On the neoclassical side:
Hilaire Belloc,
"Henry King, Who Chewed Bits of String, and Was Early Cut Off in Dreadful Agonies,"
from Cautionary Tales (1907):
The Chief Defect of Henry King
Was chewing little bits of String.
At last he swallowed some which tied
Itself in ugly Knots inside.
Physicians of the Utmost Fame
Were called at once; but when they came
They answered, as they took their Fees,
'There is no Cure for this Disease.
Henry will very soon be dead.'
His parents stood about his Bed
Lamenting his Untimely Death,
When Henry, with his Latest Breath,
Cried 'Oh, my Friends, be warned by me,
That Breakfast, Dinner, Lunch, and Tea
Are all the Human Frame requires...'
With that, the Wretched Child expires.
I think it all depends on how the surgery/care was presented to the patient.

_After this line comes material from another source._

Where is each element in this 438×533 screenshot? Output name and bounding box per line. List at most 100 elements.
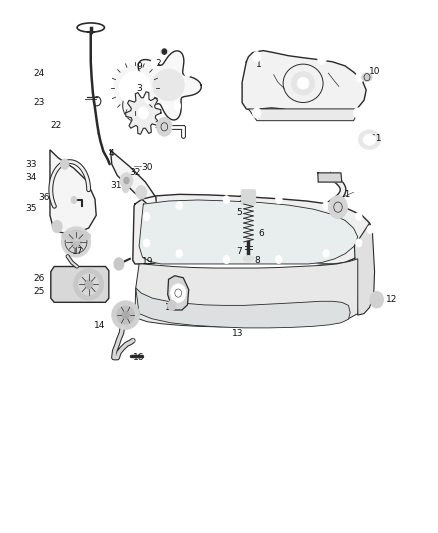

It's like lawyers. If a lawyer says you have a "slam dunk" case and then proceeds to bill you $30,000 then loses - NO - he should not get paid.
If a doctor says - "There is no risk at all. I do this everyday. It'll be so easy" and the patient dies or is disabled forever - then he should NOT get paid.
What about the story of the patient who was "incarcerated" in a hospital and held "hostage" by a hospital bureacracy even though the patient was insisting to go home(theangrypatient.com)?
They shouldn't have to pay nor should their insurance be billed. A similar thing happened to someone we know but they went to a lawyer for advice right away and the lawyer said they could leave at will. They did, with security following them down the hall.
So much depends upon the circumstances but I would certainly be hesitant to go to a doctor who submits a full bill after the doctor is the one who talked the patient and family into the surgery like it was no big deal, and then the patient dies. That takes nerve.
It used to be said out on the battlefields during the Vietnam War - once you are no longer afraid - you are a dead man.
I think once a doctor has become overconfident - the patient is a dead one.